Mas ainda podia ficar pior

Pastilhas contra a azia, roupa suja e verborreia. A incapacidade de Fima é a incapacidade do Estado de Israel, exposta por Amos Oz há 20 anos

Efraim Nisan, aliás, Fima, ia ser poeta, académico, fazedor de opinião, talvez mesmo um líder, além de praticante dotado para o prazer das mulheres.

Esperava-se muito dele, no mínimo que continuasse a ser brilhante. Mas agora é um cinquentão gorducho a perder cabelo, vive sozinho num apartamento dos limites de Jerusalém com baratas e chávenas sujas no lava-loiças, está sempre a tomar pastilhas para a azia e pensa muito em mudar de camisa e de vida, mas depois volta para a cama e dorme mais um bocado porque só à uma da tarde é que tem de estar no consultório ginecológico onde é recepcionista. Em suma: "Perguntou a si mesmo se se importaria de morrer nesse dia. A pergunta nada lhe suscitou: nem receio nem vontade."

Quando o livro abre, Fima está a acordar de mais um sonho, cinco dias antes de um drama. O livro decorre durante esses cinco dias, até entrar o "shabat", em Fevereiro de 1989.

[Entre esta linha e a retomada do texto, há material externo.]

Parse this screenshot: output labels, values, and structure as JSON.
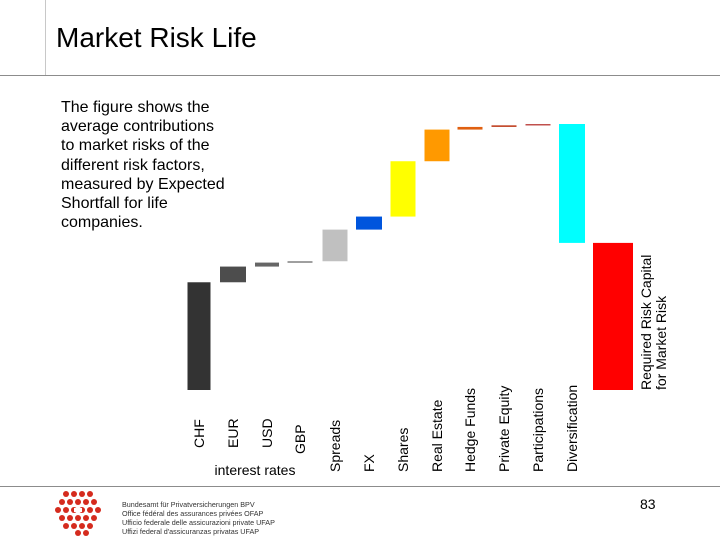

O primeiro-ministro de Israel é Yitzhak Shamir. A Primeira Intifada está em curso. Os palestinianos atiram pedras e são mortos por balas de borracha (a que esta tradução chama balas "de plástico") presumivelmente atiradas pelos soldados israelitas. Fima odeia a retórica das balas de borracha e dos presumivelmente. Lê o diário de esquerda "Haaretz" e sonha acordado com os artigos em que denunciará a imoralidade da ocupação israelita: "Será que os germes da doença já infectavam, à partida, o ideal sionista? Não terão os Judeus uma maneira de regressar ao palco da História sem sujarem as mãos? E antes de termos voltado ao palco da História, não teríamos as mãos sujas? Entre aleijados e rufias não haverá uma terceira via?"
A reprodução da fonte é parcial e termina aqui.